As Joann was putting away her camera equipment, I told her what I had seen. I asked if we could drive down the nearest side road to check if we could see them from that road. They were there in the pasture, but we couldn’t get a good look at the small calf. I just kept telling Joann how much they resembled teddy bears.
Joann identified the breed as Highland Cattle. She has a field guide to cows and is much more familiar with breeds than I am. We added seeing a young Highland calf to our wish list for the trip and continued on our way.
Later that afternoon as we followed our route, we came upon an old shed with rusty old soda signs. There was a Canada Dry Spur soda sign. We didn’t remember ever having Spur when we were younger, but we had to get photos of the sign.
There was also a rusty sign for Nesbitt’s Orange Soda. We couldn’t remember the brand of orange soda we drank when we were young, but we drank a lot of flavored sodas including orange and red pop. We were allowed one glassful per week with our popcorn while we watched Bonanza on Sunday nights. We also drank as much soda as we wanted when we attended family weddings where they always had free soda.
As Joann finished photographing the shed and the old signs, she put her equipment back in the car, and then asked me if we were near any parks to have lunch. Checking the map, I couldn’t see anything along our route. Then Joann happened to glance around and noticed that the cemetery we were parked in front of had a picnic table under a covered area. We didn’t know why there would be one picnic table in the cemetery, but it was convenient for us, so we pulled into the parking lot and had our lunch there.
Farther down the road we came upon a pasture with some Highland Cattle milling around. As Joann was getting her camera out of the backseat, I noticed a calf lying next to the water tank. It was resting there as its mother ate grass across the pasture. Since Joann hadn’t seen the calf, she approached the fence, and suddenly the calf became aware of her, jumped up, and ran for its mother. Joann managed to get a few pictures as the calf ran.
When it got to its mother, it turned around and gave Joann a look as if to say “you can’t get me now – my mom will protect me.” We later found out from the owner of these cattle that the calf’s name was Dogwood. Martin sent us feedback saying, “Tonight I googled ‘highland cattle pike county ohio’ and was surprised to find photos of my cattle on your web site. They must have been taken this spring, as the big red cow (Sabrina) had that little red calf (Dogwood) in late April during the Dogwood Festival.”
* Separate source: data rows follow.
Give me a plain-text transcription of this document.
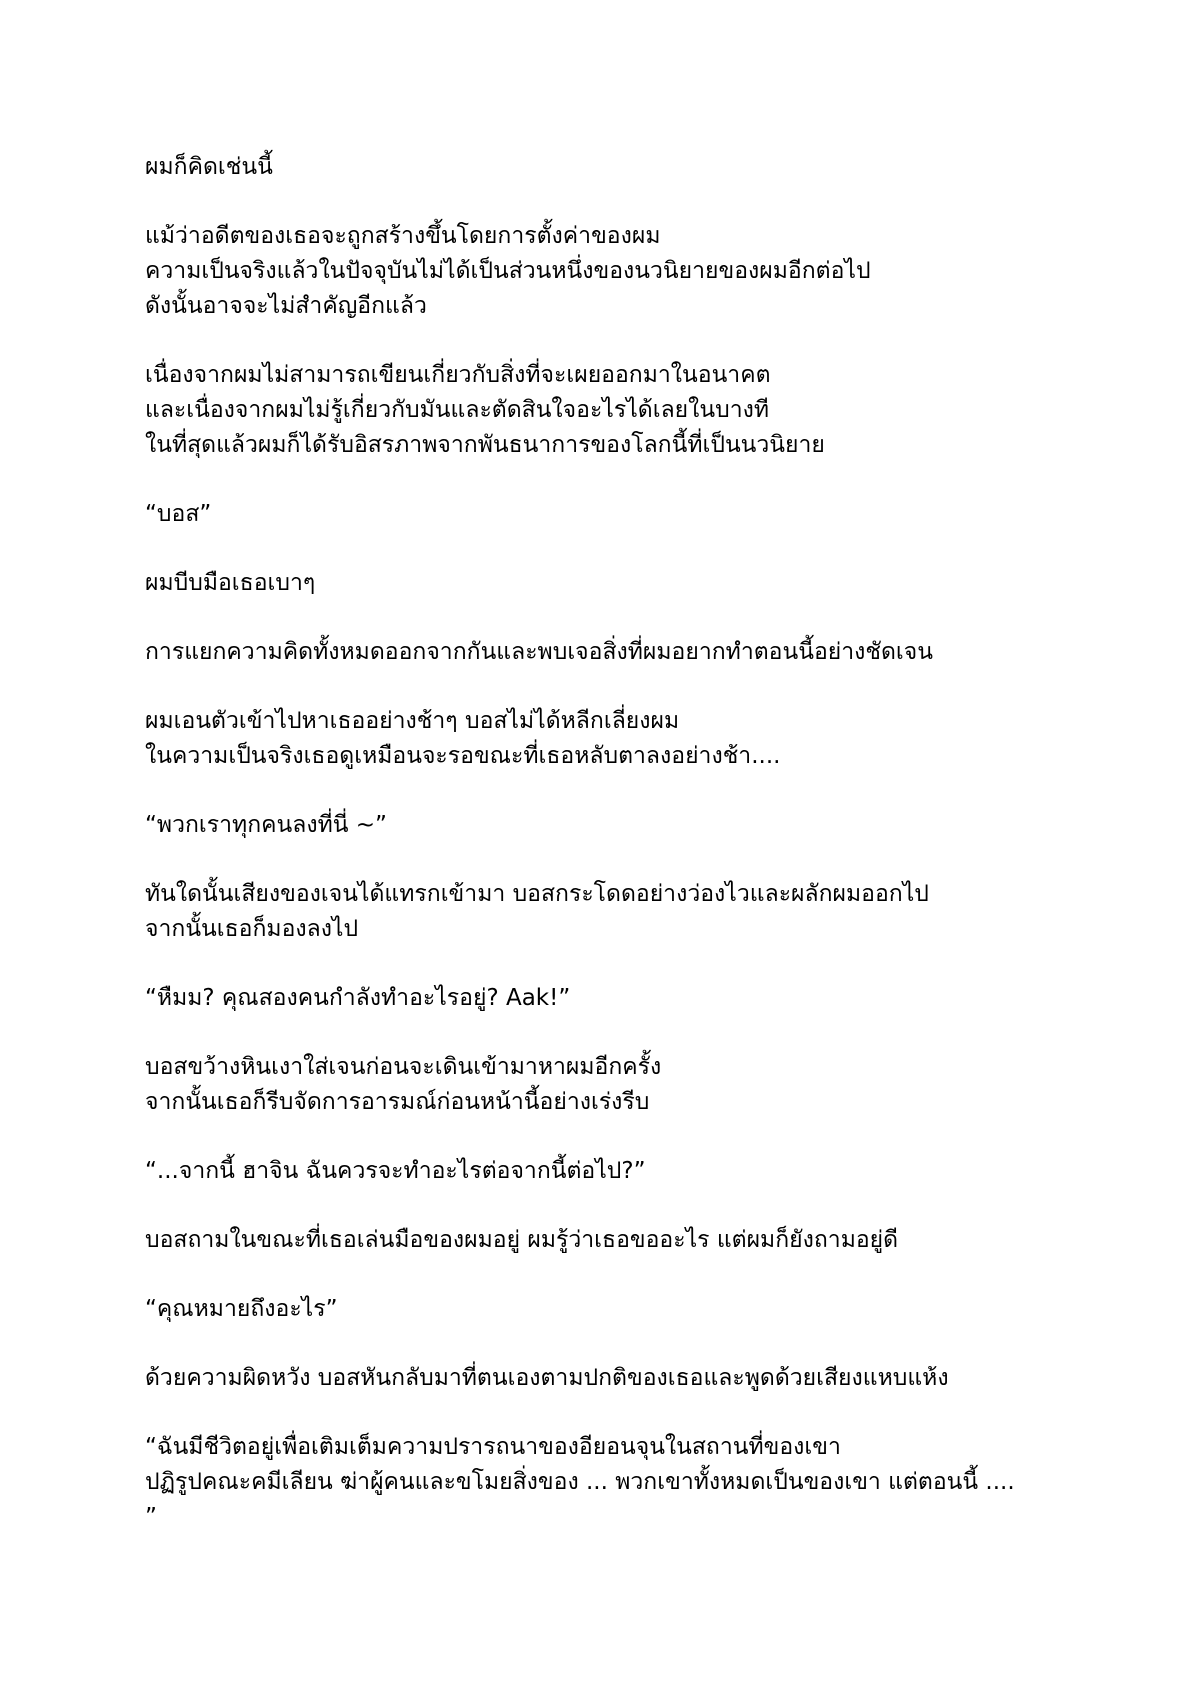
ผมก็คิดเช่นนี้

แม้ว่าอดีตของเธอจะถูกสร้างขึ้นโดยการตั้งค่าของผม
ความเป็นจริงแล้วในปัจจุบันไม่ได้เป็นส่วนหนึ่งของนวนิยายของผมอีกต่อไป
ดังนั้นอาจจะไม่สำคัญอีกแล้ว

เนื่องจากผมไม่สามารถเขียนเกี่ยวกับสิ่งที่จะเผยออกมาในอนาคต
และเนื่องจากผมไม่รู้เกี่ยวกับมันและตัดสินใจอะไรได้เลยในบางที
ในที่สุดแล้วผมก็ได้รับอิสรภาพจากพันธนาการของโลกนี้ที่เป็นนวนิยาย

“บอส”

ผมบีบมือเธอเบาๆ

การแยกความคิดทั้งหมดออกจากกันและพบเจอสิ่งที่ผมอยากทำตอนนี้อย่างชัดเจน

ผมเอนตัวเข้าไปหาเธออย่างช้าๆ บอสไม่ได้หลีกเลี่ยงผม
ในความเป็นจริงเธอดูเหมือนจะรอขณะที่เธอหลับตาลงอย่างช้า....

“พวกเราทุกคนลงที่นี่ ~”

ทันใดนั้นเสียงของเจนได้แทรกเข้ามา บอสกระโดดอย่างว่องไวและผลักผมออกไป
จากนั้นเธอก็มองลงไป

“หืมม? คุณสองคนกำลังทำอะไรอยู่? Aak!”

บอสขว้างหินเงาใส่เจนก่อนจะเดินเข้ามาหาผมอีกครั้ง
จากนั้นเธอก็รีบจัดการอารมณ์ก่อนหน้านี้อย่างเร่งรีบ

“...จากนี้ ฮาจิน ฉันควรจะทำอะไรต่อจากนี้ต่อไป?”

บอสถามในขณะที่เธอเล่นมือของผมอยู่ ผมรู้ว่าเธอขออะไร แต่ผมก็ยังถามอยู่ดี

“คุณหมายถึงอะไร”

ด้วยความผิดหวัง บอสหันกลับมาที่ตนเองตามปกติของเธอและพูดด้วยเสียงแหบแห้ง

“ฉันมีชีวิตอยู่เพื่อเติมเต็มความปรารถนาของอียอนจุนในสถานที่ของเขา
ปฏิรูปคณะคมีเลียน ฆ่าผู้คนและขโมยสิ่งของ ... พวกเขาทั้งหมดเป็นของเขา แต่ตอนนี้ ....
”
After we got home from that vacation, I looked up the local Highland cattle farms and we drove several roads hoping to see more. On one of the roads, we were almost to the end, and I thought we had missed the cattle. We did stop to photograph an old barn and when Joann came back to the car, she said the cattle were lying along the fence.
And just the other week, as we left Joann’s house to go and photograph some winter scenes, we noticed that a farm just down the road had all of their Highland cattle out in the pasture. They were sitting and standing around the pasture, and didn’t seem to mind us stopping to photograph them.
They didn’t mind, that is, until Joann whistled to get them to look her way. They apparently are easily spooked, and they all ran toward the barn. Oops!
Now we know one more thing about Highland Cattle. Unlike Holsteins who run toward the camera and horses who will look toward you when you whistle, it’s best to just quietly photograph the Highland cattle, and wait patiently for them to look toward you.
Enjoy the backroads and watch the pastures for different kinds of cattle. Maybe you’ll see a real live teddy bear just like we did.